Como ser temporal, el hombre distingue entre antes y después. Puede, por tanto, juzgar el valor de alcanzar un fin antes de forma distinta que alcanzarlo después. Igual que el principio de preferencia está implícito por la finitud del hombre, la preferencia temporal está implícita por su temporalidad. Los seres temporales prefieren la satisfacción de un fin antes a la misma satisfacción después. El hombre da una prima a la satisfacción presente sobre la satisfacción futura. Como la preferencia temporal se refiere solo a la diferencia en valor de la satisfacción de un fin antes en lugar de la misma satisfacción después, el descuento que da una persona al futuro será uniforme a lo largo de todas las acciones con la misma estructura intertemporal. Además, el descuento se aplica a todas las acciones independientemente de cuándo elija una persona asumir cualquiera de ellas. Al elegir realizar una acción después, una persona está demostrando que el valor de la acción en el futuro excede a su valor en el presente, incluso cuando se aplica el descuento del futuro. Así que su elección temporal es conforme con el principio general de la acción, con el que elige una alternativa mejor valorada y renuncia a una menos valorada.
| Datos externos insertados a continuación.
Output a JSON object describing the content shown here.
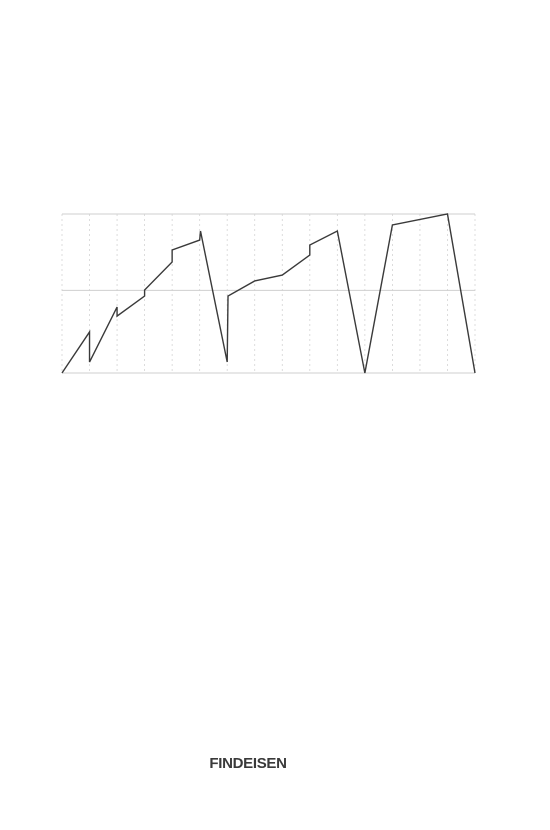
{
  "chart_data": {
    "type": "line",
    "x": [
      0,
      1,
      1,
      2,
      2,
      3,
      3,
      4,
      4,
      5,
      5.03,
      6,
      6.03,
      7,
      8,
      9,
      9,
      10,
      11,
      12,
      14,
      15
    ],
    "series": [
      {
        "color": "#3a3a3a",
        "values": [
          0,
          25.8,
          6.9,
          41.5,
          35.8,
          48.4,
          52.2,
          69.8,
          77.4,
          83.6,
          89.3,
          6.9,
          48.4,
          57.9,
          61.6,
          74.2,
          80.5,
          89.3,
          0,
          93.1,
          100,
          0
        ]
      }
    ],
    "xlim": [
      0,
      15
    ],
    "xticks": [
      0,
      1,
      2,
      3,
      4,
      5,
      6,
      7,
      8,
      9,
      10,
      11,
      12,
      13,
      14,
      15
    ],
    "ylim": [
      0,
      100
    ],
    "yticks": [
      0,
      52,
      100
    ],
    "grid": true
  },
  "footer": {
    "author": "FINDEISEN"
  }
}
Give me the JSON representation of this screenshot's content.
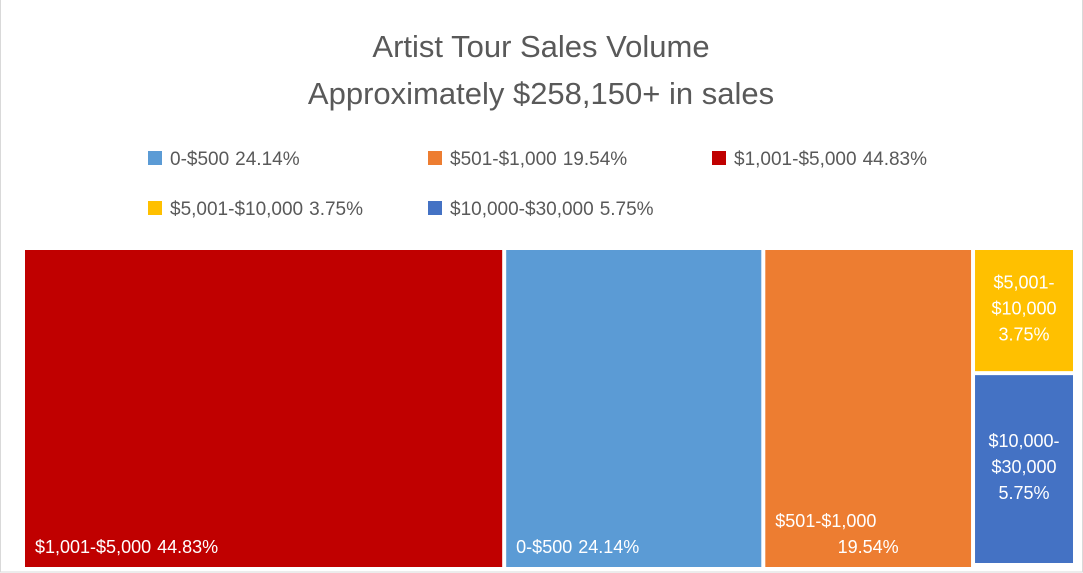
{
  "chart_data": {
    "type": "treemap",
    "title": "Artist Tour Sales Volume",
    "subtitle": "Approximately $258,150+ in sales",
    "categories": [
      "0-$500",
      "$501-$1,000",
      "$1,001-$5,000",
      "$5,001-$10,000",
      "$10,000-$30,000"
    ],
    "values": [
      24.14,
      19.54,
      44.83,
      3.75,
      5.75
    ],
    "value_labels": [
      "24.14%",
      "19.54%",
      "44.83%",
      "3.75%",
      "5.75%"
    ],
    "colors": [
      "#5b9bd5",
      "#ed7d31",
      "#c00000",
      "#ffc000",
      "#4472c4"
    ],
    "legend": "top"
  }
}
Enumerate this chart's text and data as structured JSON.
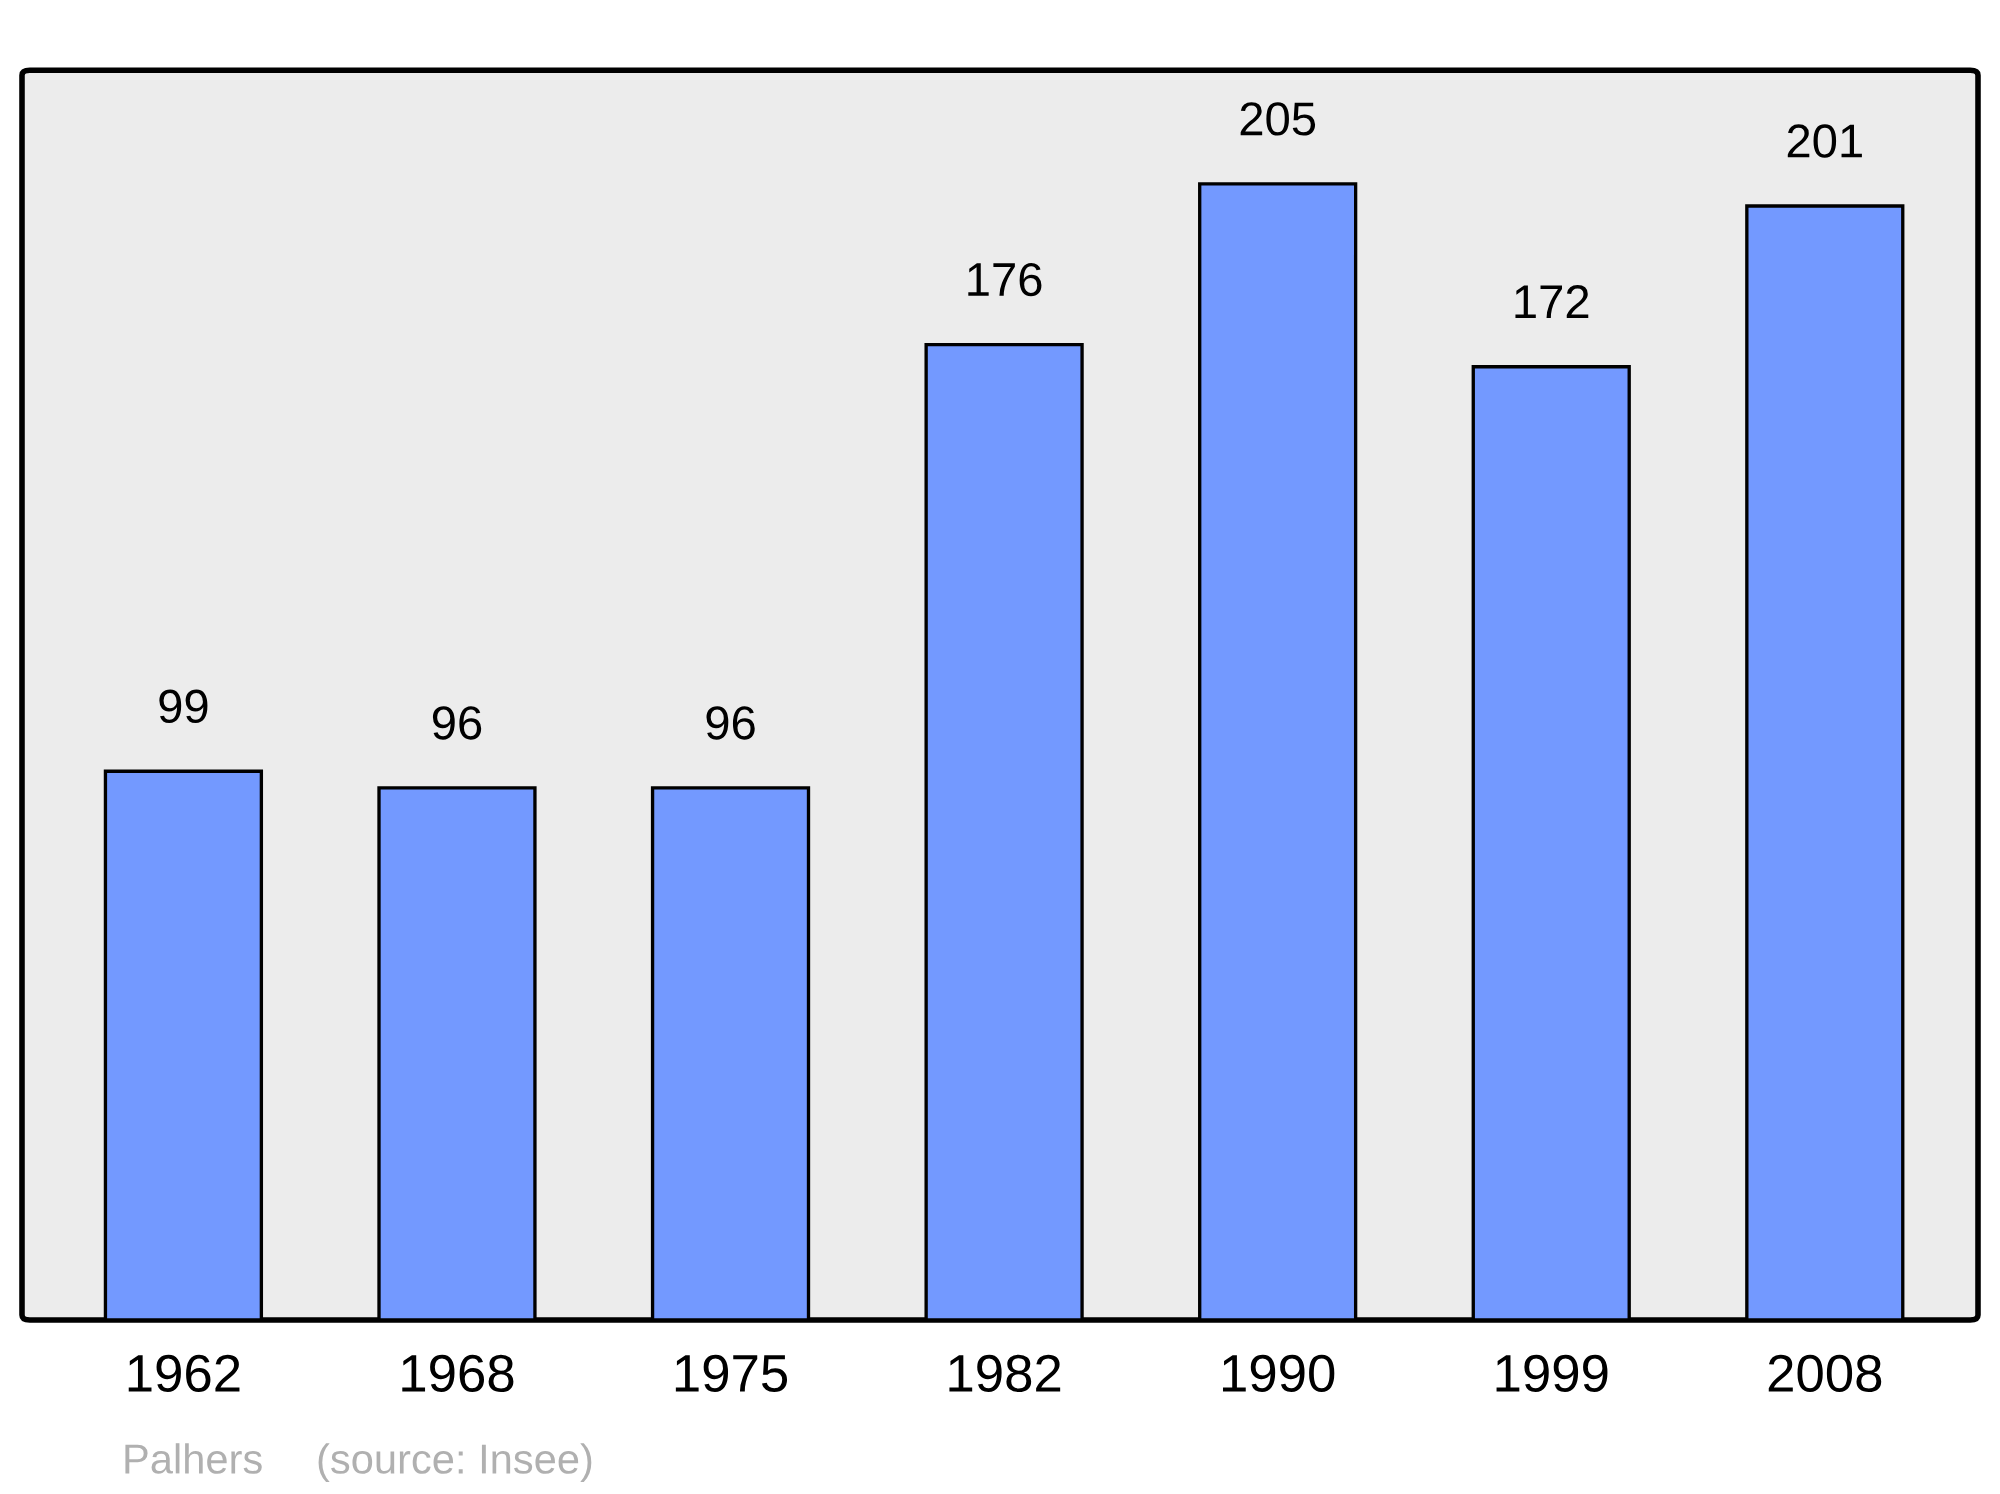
{
  "chart_data": {
    "type": "bar",
    "categories": [
      "1962",
      "1968",
      "1975",
      "1982",
      "1990",
      "1999",
      "2008"
    ],
    "values": [
      99,
      96,
      96,
      176,
      205,
      172,
      201
    ],
    "color": "#7399ff",
    "data_labels": true,
    "grid": false,
    "legend": false,
    "annotations": [
      "Palhers",
      "(source: Insee)"
    ]
  }
}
Economiza sus acciones a lo largo de todos los aspectos de la acción sujeta a elección: fines, medios, lugar y tiempo.

En resumen, la mente humana integra todos los factores que afectan a la acción humana en un todo sistemático, reconciliando las características objetivas y técnicas del mundo, incluyendo el tiempo, mediante juicios de valor de una forma que produce la máxima satisfacción de fines.

La economía de mercado realiza esta integración para la sociedad. Los precios están determinados por las preferencias subyacentes de compradores y vendedores. Los factores objetivos no tienen un efecto independiente en los precios, sino que influyen en los precios solo mediante preferencias. Los precios de los bienes d consumo están determinados directamente por las preferencias que los consumidores tienen para ellos, expresadas en sus demandas de bienes. Los precios de los bienes de producción empleados para producir cada bien de consumo están determinados indirectamente por las preferencias de consumo al generar ingresos para el empresario que justifican la demanda que éste expresa de los mismos. Los empresarios pagan por cada factor de producción el valor monetario de su contribución a la producción.

Si el pago del factor se hace antes de que se reciba el ingreso por la venta del producto fabricado, entonces el pago se descuenta debido a la preferencia temporal. Este descuento de dinero futuro en relación con el dinero actual es el interés y determina el tipo puro de interés, o preferencia temporal. De esto se deduce que todos los bienes presentes que generen dinero futuro tendrán determinados sus precios descontando el dinero futuro por el tipo de interés para obtener la cantidad equivalente de dinero actual. Este proceso de capitalización genera un tipo de interés uniforme como la diferencia entre el dinero presente empleado para adquirir factores de producción y el dinero futuro obtenido por la venta del producto fabricado. Los precios así determinados son la base del cálculo económico, que permite a los empresarios evaluar las líneas de producción e inversión que la gente considera más valiosas.